Umbrella Inc’s main office is in Tokyo. In this country the Employment and Industrial Relations Act (EIRA) sets most of the legal requirements for contract of employment between employer and employees. Here below a short assessment on the impact of few of these requirements in human resource planning, specifically for the Japanese branch of the group.
Discrimination and gender equality
Discrimination and gender inequality in all aspects of employment, including but not limited to job offers, recruitment advertising, terms and conditions of employment, access to promotions, training opportunities and dismissal are forbidden. The purpose of this policy is to enforce a fair and transparent treatment of all the employees and the steps to be taken to prevent and tackle unwanted behaviors. Legal requirement helps to create and maintain a healthy work environment where everybody is treated equally and without discriminations. Employees can perform at their best while loyalty thrives together with workforce stability. At the same time, resources turnover is reduced together with recruitment costs for replacements.
Protection of Maternity
Maternity leave is regulated by Protection of Maternity regulations as per law, an employee is entitled to 14 weeks fully paid maternity leave. During the maternity leave, the employee’s contract of employment continues in force and she is entitled to receive all her contractual benefits. By the same regulation a pregnant employee is entitled to paid time off to attend ante-natal examinations when such examinations take place during hours of work. It also guarantees pregnant women not be dismissed by the employer during the period of her maternity and to have the same position once she returns back to work. Although this a good starting point, compared to other European countries, Japanese law gives only a basic protection to pregnant employees so is not uncommon to have families relocating to countries where longer maternity leave period is regulated by law before they plan to have a child.

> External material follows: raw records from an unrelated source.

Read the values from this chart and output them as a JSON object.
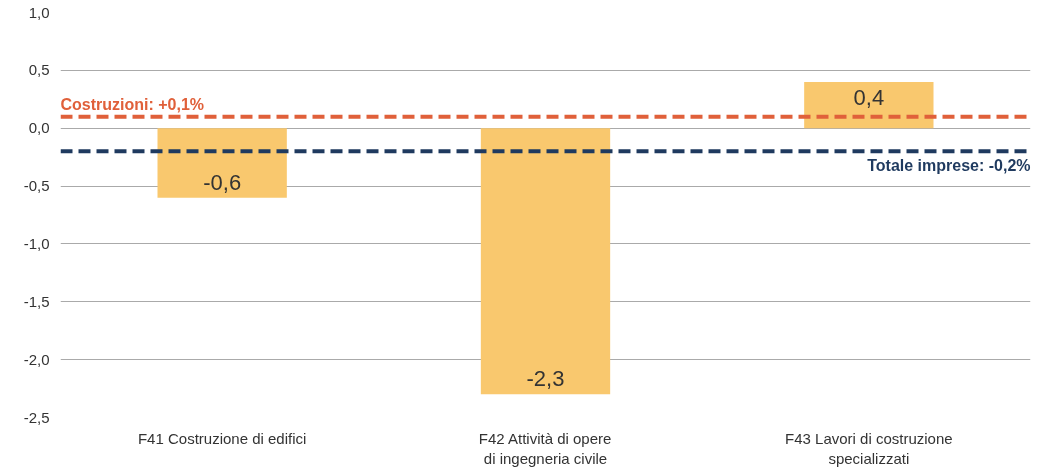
{
  "chart_data": {
    "type": "bar",
    "categories": [
      "F41 Costruzione di edifici",
      "F42 Attività di opere\ndi ingegneria civile",
      "F43 Lavori di costruzione\nspecializzati"
    ],
    "values": [
      -0.6,
      -2.3,
      0.4
    ],
    "color": "#f9c86e",
    "value_labels": [
      "-0,6",
      "-2,3",
      "0,4"
    ],
    "ylim": [
      -2.5,
      1.0
    ],
    "yticks": [
      {
        "value": -2.5,
        "label": "-2,5"
      },
      {
        "value": -2.0,
        "label": "-2,0"
      },
      {
        "value": -1.5,
        "label": "-1,5"
      },
      {
        "value": -1.0,
        "label": "-1,0"
      },
      {
        "value": -0.5,
        "label": "-0,5"
      },
      {
        "value": 0.0,
        "label": "0,0"
      },
      {
        "value": 0.5,
        "label": "0,5"
      },
      {
        "value": 1.0,
        "label": "1,0"
      }
    ],
    "grid": "y",
    "ref_lines": [
      {
        "axis": "y",
        "value": 0.1,
        "label": "Costruzioni: +0,1%",
        "color": "#e0603a",
        "line_style": "dashed"
      },
      {
        "axis": "y",
        "value": -0.2,
        "label": "Totale imprese: -0,2%",
        "color": "#1f3a5f",
        "line_style": "dashed"
      }
    ]
  }
}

In Japan an employee working 40 hours per week is entitled to 26 days of paid annual leave. For 2005 one additional day of vocational leave is granted to compensate for the number of public holidays falling on a weekend. This measure protects the health and safety of the employees by ensuring and enforcing a good balance between working and recreational days. Having an amount of annual leaves in line with other European countries puts Japanese employers in a good position when it comes to attracting workforce from foreign countries. When setting up a team that performs activities for the entire year without breaks the human resources planning has to keep this detail in mind to determine the correct number of resources to be allocated. Each employee can’t work for more than 11 months per year, so the leave planning is another key activity to carry out across the entire year to respect staff’s rights and meet business requirements.
According to Japanese law, the duration of notice of termination of employment is as follows:
|Employee’s continuous length of service||Notice period|
|for more than one month but not more than six months||1 week|
|for more than six months but not more than two years||2 weeks|
|for more than two years but not more than four years||4 weeks|
|for more than four years but not more than seven years||8 weeks|
|for more than seven years||an additional 1 week for every subsequent year of service up to a maximum of 12 weeks|
A longer period may be agreed by the employer and employee in the case of key positions. During the notice period, the contract of employment remains in force. The employee is obliged to work during the full notice period and entitled to receive full pay and benefits. The human resource plan has always to keep the notice period into consideration together with the time required to find a replacement for an employee. With these two metrics in mind a better resource allocation can be done in order not to end up with too few members of staff.